Ever since January 1 this year when it became legal to construct wood-frame buildings up to six storeys tall in Ontario, there’s been a rising sense of anticipation in the building industry. Who will be the first? What kind of building will it be? Where will it be built? The suspense was finally relieved when a British Columbia-based hotel chain announced at the end of March that it would take the lead in Ontario—such buildings have been permitted in British Columbia for several years already—and build the province’s first mid-rise wooden building: a six-storey hotel in Hamilton, Ontario.

The wood industry is naturally delighted. The Canadian Wood Council congratulated Hamilton “for recognizing the innovative opportunity” that now exists for Ontario, as a result of the changes to the building code. The wood advocacy group Ontario Wood WORKS! added its congratulations, saying that “it won’t be long before these buildings are found in urban areas across the province.”
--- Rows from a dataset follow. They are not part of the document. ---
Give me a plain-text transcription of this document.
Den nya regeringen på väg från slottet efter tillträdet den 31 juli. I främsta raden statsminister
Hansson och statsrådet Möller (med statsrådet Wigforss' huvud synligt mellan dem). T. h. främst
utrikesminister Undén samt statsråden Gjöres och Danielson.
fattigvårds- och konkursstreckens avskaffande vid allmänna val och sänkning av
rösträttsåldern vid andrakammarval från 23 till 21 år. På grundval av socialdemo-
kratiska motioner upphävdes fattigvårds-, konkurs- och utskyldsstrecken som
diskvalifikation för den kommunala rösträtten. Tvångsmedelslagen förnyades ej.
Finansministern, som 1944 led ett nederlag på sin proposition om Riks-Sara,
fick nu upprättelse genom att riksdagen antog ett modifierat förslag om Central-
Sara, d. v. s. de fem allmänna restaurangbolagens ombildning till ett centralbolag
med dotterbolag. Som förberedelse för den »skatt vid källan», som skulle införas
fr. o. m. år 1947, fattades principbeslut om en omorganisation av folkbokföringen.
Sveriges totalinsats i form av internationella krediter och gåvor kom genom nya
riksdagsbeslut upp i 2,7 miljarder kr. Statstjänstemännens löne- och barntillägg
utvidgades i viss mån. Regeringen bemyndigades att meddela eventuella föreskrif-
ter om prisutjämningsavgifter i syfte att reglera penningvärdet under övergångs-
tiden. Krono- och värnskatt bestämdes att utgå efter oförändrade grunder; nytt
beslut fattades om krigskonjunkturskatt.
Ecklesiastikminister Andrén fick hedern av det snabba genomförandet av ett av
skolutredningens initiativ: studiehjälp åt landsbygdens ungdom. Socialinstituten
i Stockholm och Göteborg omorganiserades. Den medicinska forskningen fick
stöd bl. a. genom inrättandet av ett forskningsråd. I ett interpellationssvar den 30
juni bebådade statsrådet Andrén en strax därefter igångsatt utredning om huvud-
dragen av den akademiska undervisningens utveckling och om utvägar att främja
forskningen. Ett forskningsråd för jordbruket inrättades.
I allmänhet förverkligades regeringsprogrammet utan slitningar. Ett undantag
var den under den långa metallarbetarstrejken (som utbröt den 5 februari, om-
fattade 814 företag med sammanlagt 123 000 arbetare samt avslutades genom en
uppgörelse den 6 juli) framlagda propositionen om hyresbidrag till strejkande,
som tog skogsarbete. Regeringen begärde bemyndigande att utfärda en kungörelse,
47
This is great news for our economy, Our work is paying off and we look forward to other ventures in the near future. It’s great to see this mixed-use project get approved. We’re excited as we anticipate the approval of the first building permit for a six-storey wood-frame residential building.

The Residential Construction Council of Ontario (RESCON), one of several industry groups, including the Ontario Home Builders’ Association, that had lobbied the government for the building code changes, also said that the impact of wood construction would be “huge,” filling a gap in the mid-rise segment. Traditional reinforced concrete buildings are very expensive to build, according to RESCON president Richard Lyall. Building higher with timber frame, he said, will be more economical, and more green. Mid-rise construction is seen as a way of providing more affordable housing and intensifying some of the main street corridors in Toronto. “This is great news for our economy,” Lyall said.

Wood is renewable, has a low carbon footprint and it’s very clean. “You don’t have a lot of concrete trucks running around. It’s less noisy in built-up areas,” said Lyall. “I think this is really going to take off both within high-density areas like the city of Toronto and in smaller towns,” he said. Increased use of wood will also benefit Ontario’s forestry industry. He would like to see even higher wood-frame buildings in Ontario eventually.

The Hamilton building will be a 209-room Sandman Hotel. Lyall said that the industry had been expecting a multi-unit residential development to be “first out of the gate” with plans for a wood development but said that it was encouraging to see a commercial developer take the lead in this.